The Justice Secretary before last, Michael Gove, was very keen on problem-solving courts; the last post-holder, Liz Truss, much less so and we are yet to find out if the present incumbent, David Lidington is a fan. Nonetheless, many criminal justice commentators advocate their use — they featured in the recent 10-point plan by the Centre for Social Justice to re-boot the Rehabilitation Revolution — and the Centre for Justice Innovation (CJI) are the most reliable source of the latest research on them.
The CJI has just (21 September 2017) published a new report on the latest developments in Scotland, providing a brief and useful account of three different problem-solving courts.
What are problem-solving courts?
Problem-solving courts seek to use the authority of the court to enhance the rehabilitative power of community sentences. They combine the provision of multi-disciplinary treatment in the community with regular court reviews to monitor and encourage offenders’ progress. They usually have a particular specialism, whether a specific need such as drug abuse, a specific crime, such as domestic abuse, or a specific group of offenders such as women or young adults.
Primarily based in adult criminal courts, but also applied in family and juvenile jurisdictions, problem-solving courts emerged in the USA and have since spread to countries such as Belgium, Brazil, Canada, Australia, New Zealand. Extensive international evidence suggests that, when delivered appropriately to the right population, problem-solving courts can reduce reoffending, improve compliance with court orders and generate savings for the state
Problem-solving in Scotland
The history of problem-solving in Scotland can be dated back to the opening of the Glasgow Drug Court in 2001. The project, which is located in Glasgow Sheriff Court, oversaw the management of offenders on Drug Treatment and Testing Orders (DTTOs), offering them a dedicated multi-disciplinary treatment service and regular judicial monitoring.
Today, Scotland has a small group of established problem-solving courts targeting issues like substance abuse and domestic violence. As well as specialist sites, the principles of problem-solving have also influenced the development of mainstream sentencing.
In particular, The Criminal Justice and Licensing (Scotland) Act (CJLSA) 2010 gave all courts the powers to order progress reviews for any offenders on a Community Payback Order. Interest in problem-solving courts in Scotland was strengthened by the 2012 report of the Angiolini Commission on Women Offenders which suggested that the approach was promising in the Scottish context, though not yet proven. It recommended a new pilot court be set up in a major Scottish conurbation.
The interest sparked by this report has led, both directly and indirectly, to a new cohort of emerging problem-solving courts. These courts draw on the powers offered by the CJLSA and existing local resources to provide sustainable problem-solving approaches which respond to specific local needs.

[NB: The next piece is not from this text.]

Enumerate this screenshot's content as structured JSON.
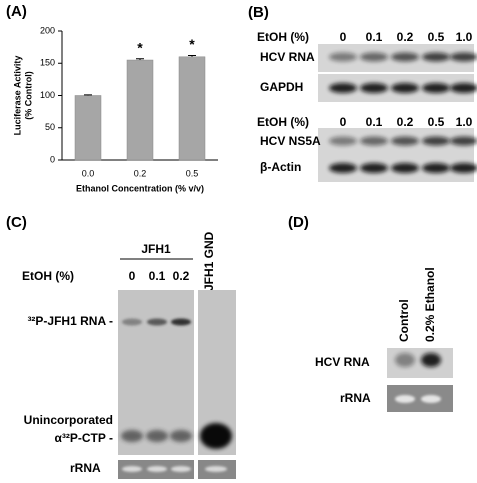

The Aberdeen Problem-Solving Approach
The Aberdeen Problem Solving Approach seeks to reduce the use of short custodial sentences by providing new community disposals to women and young adult males with complex needs and multiple previous convictions. It has been supported by the Scottish Government after Aberdeen won a competitive bidding process to be the site of the Angiolini commission pilot.
It works with women over 16 who have and men aged 16-25, providing them with wrap-around support from a combination of criminal justice social work services and the voluntary sector. Alongside the support package, the court regularly reviews the progress of offenders to encourage them to comply.
Edinburgh Alcohol Problem-Solving Court
The Edinburgh Alcohol Problem Solving Court (APSC) seeks to provide alcohol-dependent offenders with quicker assessment, speedier access to interventions, and regular oversight by the Sheriff through progress reviews. The project is a partnership between the court, the local authority and CLG a local treatment provider. The partners originally assembled to respond to a call for proposals from the Scottish Government but after the bid was unsuccessful, the partners decided to go ahead using local resources.
Offenders admitted to the APSC receive a Community Payback Order, which incorporates alcohol addiction treatment from CLG . As well as treatment, the service can also help them access housing (many are homeless) and other forms of support. Treatment services are delivered at hubs across the catchment area. Treatment services are delivered at hubs across the catchment area. CLG addiction workers are the key point of contact for the offender, reporting progress and compliance to social workers who the prepare progress reports for regular court reviews.
The pilot dealt with 26 cases in its first year of operation and is seeking to expand in the coming years.
Forfar Problem-Solving Court
Forfar Problem-Solving Court, which opened in January 2017, provides support and supervision to persistent offenders through a specialist court hearing and tailored support services. The project, which was transferred to Forfar from another court, represents an interesting example of how an innovative model needs to be adjusted as it moves to a different context.
The Forfar project has its origins in a partnership between sheriffs sitting in Arbroath Sheriff Court and the Glen Isla Project, a women’s community justice centre run by Criminal Justice Social Workers from Angus Council. However, when the project transferred to Forfar the busy court schedule meant that vulnerable defendants were being asked to disclose personal details in reviews taking place in busy, open court rooms.
Problem-solving sittings now take place fortnightly on a Wednesday morning, in a small, relatively intimate court room. As well as reviews, offenders receive support from the Glen Isla project and other community services.